Do tej pory wody górskie są w miarę niedostępne, dlatego, że trzeba płacić za to, powoduje to, że nad rzeką pstrągową nie ma takiej presji wędkarskiej, muszkarze z reguły są bardziej kulturalni i etyczni niż niedzielni sprężynowcy z napisem na plecach ;"złów i zjedz". Obserwuję jak to jest w jednym z okręgów opłacanym też przeze mnie , a mianowicie Rzeszowskim; Jak napuszczą do sadzawki karpia długości 30-35 cm, to przez najbliższe piec miesięcy nie można tam kija wsadzić, bo tak tłoczno i byle do wora. Ja osobiście nie jestem za tym, by ten element występował na wodach górskich, do tej pory sama opłata lekko odstrasza, mimo niewysokiej kwoty, ale jeżeli będzie jednakowa, to mięsiarze wcześniej, czy później będą odwiedzać górskie odcinki i nie sądzę, że każdy z nich przekwalifikuje się na muszkarstwo
Witam koledzy składki ogólnokrajowe tak jak było 30 lat temu wtedy będzie okey a nie podziały pozdrawiam..

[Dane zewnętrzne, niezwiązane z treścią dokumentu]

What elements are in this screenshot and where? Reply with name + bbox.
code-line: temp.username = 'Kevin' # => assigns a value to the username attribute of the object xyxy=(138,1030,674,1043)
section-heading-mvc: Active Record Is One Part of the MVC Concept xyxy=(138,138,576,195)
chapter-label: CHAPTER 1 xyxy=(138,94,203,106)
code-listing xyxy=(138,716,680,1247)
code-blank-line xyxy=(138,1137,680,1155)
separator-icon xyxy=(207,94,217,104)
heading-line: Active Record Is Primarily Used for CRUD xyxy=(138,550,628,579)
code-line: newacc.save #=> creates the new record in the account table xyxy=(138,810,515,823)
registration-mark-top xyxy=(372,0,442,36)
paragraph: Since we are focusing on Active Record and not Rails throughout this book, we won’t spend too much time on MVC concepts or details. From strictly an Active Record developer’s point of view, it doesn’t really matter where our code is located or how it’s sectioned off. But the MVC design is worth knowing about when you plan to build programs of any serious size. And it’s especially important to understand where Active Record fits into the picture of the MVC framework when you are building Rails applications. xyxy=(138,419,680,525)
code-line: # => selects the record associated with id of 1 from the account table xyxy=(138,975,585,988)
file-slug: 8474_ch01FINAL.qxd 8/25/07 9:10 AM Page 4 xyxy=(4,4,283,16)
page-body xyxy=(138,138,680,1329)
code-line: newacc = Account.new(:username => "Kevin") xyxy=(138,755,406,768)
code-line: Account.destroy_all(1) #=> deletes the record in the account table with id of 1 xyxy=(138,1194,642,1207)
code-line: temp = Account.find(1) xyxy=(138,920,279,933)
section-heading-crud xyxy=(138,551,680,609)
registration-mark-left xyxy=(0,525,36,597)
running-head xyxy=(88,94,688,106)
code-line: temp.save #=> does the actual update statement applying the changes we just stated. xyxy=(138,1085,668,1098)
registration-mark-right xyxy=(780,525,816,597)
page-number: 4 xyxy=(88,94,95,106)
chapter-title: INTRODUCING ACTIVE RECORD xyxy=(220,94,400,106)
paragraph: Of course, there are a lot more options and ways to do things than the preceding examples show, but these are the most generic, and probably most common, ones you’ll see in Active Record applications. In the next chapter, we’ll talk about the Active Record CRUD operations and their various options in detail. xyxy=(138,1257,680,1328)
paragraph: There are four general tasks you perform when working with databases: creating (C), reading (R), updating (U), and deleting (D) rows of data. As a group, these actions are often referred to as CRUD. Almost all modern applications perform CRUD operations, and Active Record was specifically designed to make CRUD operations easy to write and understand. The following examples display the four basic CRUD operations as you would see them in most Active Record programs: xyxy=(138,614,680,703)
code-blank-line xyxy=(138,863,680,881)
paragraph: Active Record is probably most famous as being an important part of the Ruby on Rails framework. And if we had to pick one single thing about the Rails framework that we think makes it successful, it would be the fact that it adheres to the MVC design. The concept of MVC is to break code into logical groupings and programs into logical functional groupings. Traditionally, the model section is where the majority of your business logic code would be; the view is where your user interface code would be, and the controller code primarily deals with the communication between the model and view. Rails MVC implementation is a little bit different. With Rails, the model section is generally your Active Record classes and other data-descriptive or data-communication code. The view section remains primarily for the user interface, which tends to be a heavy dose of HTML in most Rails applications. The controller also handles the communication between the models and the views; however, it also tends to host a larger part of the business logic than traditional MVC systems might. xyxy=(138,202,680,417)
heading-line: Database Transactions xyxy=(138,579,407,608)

A jak to wyglądało dokładnie?
I to było takie złe Tomku ?
I to było takie złe Tomku ?
składki będą w złotówkach :)
Podgląd zdjęć na forum dostępny jest tylko dla zalogowanych użytkowników.
Witam Wszystkich:)
Jakie będą takie będą,nic nie poradzimy na to! Moim zdaniem powinno się dożyć do jednolitej opłaty na wody nizinne,górskie i łowiska specjalne!Tak jak było kiedyś cała Polska jeden kraj,a nie podzielone...:) tym samym prostsze były by przepisy i inne potrzebne dokumenty do wędkowania a tak coraz więcej biurokracji i coraz mniej ryb..:)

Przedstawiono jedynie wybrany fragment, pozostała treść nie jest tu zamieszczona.